It was 2011 when children's author Helen Bailey joined a Facebook group for widows and widowers.
She had been with her husband John Sinfield for 22 years before he died, drowning while they were on holiday in Barbados in February of that year.
She had been laying on the beach when John waded out into the deceivingly claim, blue water. He was caught in a rip and despite attempts to revive him, died on the shore while Helen watched on in.
As it happened, Helen remembered a little voice in her head: "But I'm wearing a bikini... but I'm wearing a bikini," it repeated, over and over again.
"It was inconceivable," she later recalled, "that something so terrible could happen while I was wearing swimwear. It was the absurdity of it."
After John's death, Helen, deep in the throes of grief, joined an online group with others who had lost their spouses.
Helen and her beloved dog, Boris. Image: Facebook.
It was here she met Ian Stewart, whose wife Diane had died in their garden in 2010.

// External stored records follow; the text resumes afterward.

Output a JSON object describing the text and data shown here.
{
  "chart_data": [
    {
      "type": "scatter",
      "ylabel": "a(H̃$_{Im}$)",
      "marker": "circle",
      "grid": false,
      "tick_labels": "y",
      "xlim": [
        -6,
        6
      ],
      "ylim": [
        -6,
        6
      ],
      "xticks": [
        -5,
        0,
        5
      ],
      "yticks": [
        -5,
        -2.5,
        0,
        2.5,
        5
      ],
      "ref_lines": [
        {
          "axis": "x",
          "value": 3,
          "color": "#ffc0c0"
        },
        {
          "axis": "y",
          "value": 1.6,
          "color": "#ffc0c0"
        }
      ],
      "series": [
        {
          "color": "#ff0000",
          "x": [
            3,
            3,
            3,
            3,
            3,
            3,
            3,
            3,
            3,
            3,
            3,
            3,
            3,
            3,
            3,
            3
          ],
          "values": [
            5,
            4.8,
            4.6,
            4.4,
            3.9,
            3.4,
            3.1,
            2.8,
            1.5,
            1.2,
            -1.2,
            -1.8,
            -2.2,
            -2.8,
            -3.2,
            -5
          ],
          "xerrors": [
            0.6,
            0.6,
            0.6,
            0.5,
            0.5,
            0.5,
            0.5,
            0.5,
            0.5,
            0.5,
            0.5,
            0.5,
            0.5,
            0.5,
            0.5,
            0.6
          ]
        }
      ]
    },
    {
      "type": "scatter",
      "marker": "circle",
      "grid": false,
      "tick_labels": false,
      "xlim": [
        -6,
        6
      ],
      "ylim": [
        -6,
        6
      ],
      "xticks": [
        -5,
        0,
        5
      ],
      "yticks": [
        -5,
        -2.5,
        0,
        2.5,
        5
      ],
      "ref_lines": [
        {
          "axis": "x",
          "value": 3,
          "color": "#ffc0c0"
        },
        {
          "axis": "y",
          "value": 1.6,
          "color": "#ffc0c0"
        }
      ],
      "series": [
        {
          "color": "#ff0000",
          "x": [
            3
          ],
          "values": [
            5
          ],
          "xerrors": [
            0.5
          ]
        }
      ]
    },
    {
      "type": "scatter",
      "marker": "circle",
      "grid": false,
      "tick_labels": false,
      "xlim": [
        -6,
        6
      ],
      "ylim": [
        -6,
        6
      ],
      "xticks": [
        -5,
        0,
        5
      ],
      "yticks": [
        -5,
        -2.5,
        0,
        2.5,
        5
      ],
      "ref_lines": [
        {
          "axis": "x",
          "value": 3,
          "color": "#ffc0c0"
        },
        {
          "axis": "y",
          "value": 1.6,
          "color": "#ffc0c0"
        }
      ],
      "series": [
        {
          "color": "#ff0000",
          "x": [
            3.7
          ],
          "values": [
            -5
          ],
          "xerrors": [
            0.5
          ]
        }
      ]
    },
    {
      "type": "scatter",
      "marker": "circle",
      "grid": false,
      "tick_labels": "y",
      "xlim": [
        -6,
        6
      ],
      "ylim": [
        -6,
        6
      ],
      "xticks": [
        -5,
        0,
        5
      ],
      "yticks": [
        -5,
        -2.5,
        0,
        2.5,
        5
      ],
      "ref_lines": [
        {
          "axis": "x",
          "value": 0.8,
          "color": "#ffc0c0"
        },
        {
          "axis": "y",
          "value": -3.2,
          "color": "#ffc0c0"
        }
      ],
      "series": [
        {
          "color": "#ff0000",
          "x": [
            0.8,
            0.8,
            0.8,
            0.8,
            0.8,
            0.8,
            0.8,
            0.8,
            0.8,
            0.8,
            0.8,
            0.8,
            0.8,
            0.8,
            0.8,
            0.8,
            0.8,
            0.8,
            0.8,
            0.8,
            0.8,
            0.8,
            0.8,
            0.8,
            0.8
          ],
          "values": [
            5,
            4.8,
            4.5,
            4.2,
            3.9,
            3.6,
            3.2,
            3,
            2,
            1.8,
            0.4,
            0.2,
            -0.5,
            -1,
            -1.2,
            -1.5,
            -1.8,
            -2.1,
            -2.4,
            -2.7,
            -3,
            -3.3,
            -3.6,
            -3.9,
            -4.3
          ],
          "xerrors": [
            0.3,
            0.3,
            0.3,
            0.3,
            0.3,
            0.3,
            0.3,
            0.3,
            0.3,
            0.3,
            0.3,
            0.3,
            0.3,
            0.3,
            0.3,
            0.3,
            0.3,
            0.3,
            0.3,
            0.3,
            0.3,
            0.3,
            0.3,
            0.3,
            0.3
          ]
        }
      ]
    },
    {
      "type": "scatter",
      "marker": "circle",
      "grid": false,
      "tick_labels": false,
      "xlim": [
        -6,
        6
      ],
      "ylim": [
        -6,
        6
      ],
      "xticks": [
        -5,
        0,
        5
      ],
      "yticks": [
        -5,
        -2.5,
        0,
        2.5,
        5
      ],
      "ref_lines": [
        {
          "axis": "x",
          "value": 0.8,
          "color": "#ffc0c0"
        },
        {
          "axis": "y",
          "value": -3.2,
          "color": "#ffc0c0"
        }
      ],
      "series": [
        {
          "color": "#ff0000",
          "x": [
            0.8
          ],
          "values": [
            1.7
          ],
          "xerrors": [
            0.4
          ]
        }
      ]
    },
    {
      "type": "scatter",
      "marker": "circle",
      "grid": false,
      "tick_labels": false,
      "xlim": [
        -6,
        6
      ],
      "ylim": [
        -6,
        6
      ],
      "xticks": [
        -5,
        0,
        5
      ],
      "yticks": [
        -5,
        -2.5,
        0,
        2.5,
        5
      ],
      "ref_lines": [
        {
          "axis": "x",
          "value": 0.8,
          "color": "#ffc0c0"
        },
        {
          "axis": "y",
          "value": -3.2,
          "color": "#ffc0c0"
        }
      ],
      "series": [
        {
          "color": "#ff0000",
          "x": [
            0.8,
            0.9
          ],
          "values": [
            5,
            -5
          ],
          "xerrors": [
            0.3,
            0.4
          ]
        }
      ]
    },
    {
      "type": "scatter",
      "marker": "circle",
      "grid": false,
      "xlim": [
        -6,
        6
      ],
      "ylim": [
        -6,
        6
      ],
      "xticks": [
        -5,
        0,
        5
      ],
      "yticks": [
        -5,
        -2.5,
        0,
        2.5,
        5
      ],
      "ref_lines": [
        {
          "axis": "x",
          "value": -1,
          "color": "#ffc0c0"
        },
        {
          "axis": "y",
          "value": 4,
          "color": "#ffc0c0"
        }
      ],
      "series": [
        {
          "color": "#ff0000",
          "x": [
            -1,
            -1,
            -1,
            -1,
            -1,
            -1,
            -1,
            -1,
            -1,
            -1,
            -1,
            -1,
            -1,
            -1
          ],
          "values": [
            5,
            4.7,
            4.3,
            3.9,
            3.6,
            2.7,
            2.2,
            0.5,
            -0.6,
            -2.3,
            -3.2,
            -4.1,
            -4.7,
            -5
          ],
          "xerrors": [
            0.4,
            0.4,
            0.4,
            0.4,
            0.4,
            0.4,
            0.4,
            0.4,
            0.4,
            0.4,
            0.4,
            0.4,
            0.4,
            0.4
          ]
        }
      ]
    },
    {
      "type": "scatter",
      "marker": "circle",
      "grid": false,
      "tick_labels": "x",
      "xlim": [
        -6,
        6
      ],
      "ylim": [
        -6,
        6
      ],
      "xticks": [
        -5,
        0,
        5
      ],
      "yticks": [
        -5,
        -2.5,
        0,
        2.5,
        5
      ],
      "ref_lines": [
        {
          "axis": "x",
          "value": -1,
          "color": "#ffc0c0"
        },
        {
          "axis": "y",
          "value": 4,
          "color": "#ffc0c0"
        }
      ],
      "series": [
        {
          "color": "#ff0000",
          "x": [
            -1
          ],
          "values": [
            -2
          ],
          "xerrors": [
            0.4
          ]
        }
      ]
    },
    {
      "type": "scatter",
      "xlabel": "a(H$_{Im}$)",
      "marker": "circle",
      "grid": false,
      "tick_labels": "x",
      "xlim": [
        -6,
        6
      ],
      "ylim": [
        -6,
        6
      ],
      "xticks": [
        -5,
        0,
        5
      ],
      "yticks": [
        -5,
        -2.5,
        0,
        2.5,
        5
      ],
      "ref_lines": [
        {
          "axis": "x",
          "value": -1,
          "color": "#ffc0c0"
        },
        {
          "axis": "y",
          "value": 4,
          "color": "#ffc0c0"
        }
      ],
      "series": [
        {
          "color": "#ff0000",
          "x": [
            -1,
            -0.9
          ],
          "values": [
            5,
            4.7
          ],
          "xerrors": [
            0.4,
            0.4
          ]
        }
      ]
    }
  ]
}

Author Helen worked through her loss by writing, first on a blog named Planet Grief and then in a book, When Bad Things Happen in Good Bikinis.
The book also covered the beginning of her relationship with "gorgeous grey-haired widower" Ian. At first, they were simply friends. But shortly after it blossomed into something more, and quickly became serious.
By 2012 the couple had moved in together, with Helen eventually selling her home and buying a new house on the outskirts of Royston, Hertfordshire, south of Cambridge, with Ian. She wrote of their relationship, about how they were planning to marry.
Helen put Ian into her will, giving him power of attorney and meaning he was to inherit all of her £4m (AU$7.2 million) fortune.